Monday, August 21, 2006
It's Official - Becks and Posh Are World-Class Assholes
A man who paid 100,000 pounds for the privilege of hanging with soccer-star David Beckham and his varmint of a wife Posh Spice is suing the cloddish couple for snubbing him. The expensive hob-nobbing session, purchased by nightclub owner Dave West at a celebrity auction benefiting the National Society for the Prevention of Cruelty to Children, was to take place at the Beckhams' swanky World Cup party in May, but according to West the Beckhams' staff treated him so rudely that he decided not to attend, and he is now seeking compensation in the form of another 100,000 pound donation by the Beckhams to the NSPCC. The predictable response from the Beckhams' reps: their lawyers are dealing with it.

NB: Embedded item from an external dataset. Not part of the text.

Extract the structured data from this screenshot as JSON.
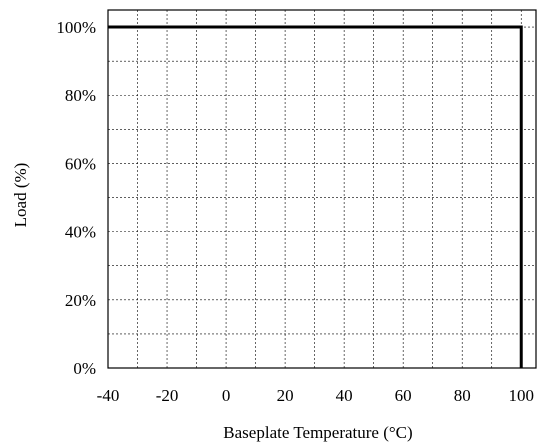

I had my own run-in with the Beckhams once. It happened when I was over in England for some kind of Bob Geldof thing, you know, save Africa or one of those other crappy continents (my friend Virgil talked me into it; he said Barbra would be there but of course Barbra wasn't there...well, that's a story for another day). Anyway, I'm hanging out in the lobby of this big smelly hotel when all of a sudden there's this huge whoosh of air, and this really pungent crotchy sort of odor, and everybody looks up and says, "Oh my God. It's Posh and Becks." And here comes this scrawny bitch in a cheap dress with her unnaturally huge titties just hanging out all over the place, and this other outrageously handsome guy with these chiseled features and a body from fricking Olympus, and I'm thinking to myself, "God. What a waste," and all of a sudden I make eye-contact with Becks, and I'm telling you, that man wanted to have me right then and there. And I think Posh could sense it too, cause she gave me this look; I swear, if I were a straight man, it would've turned my 'nads to ice. That is one scary woman.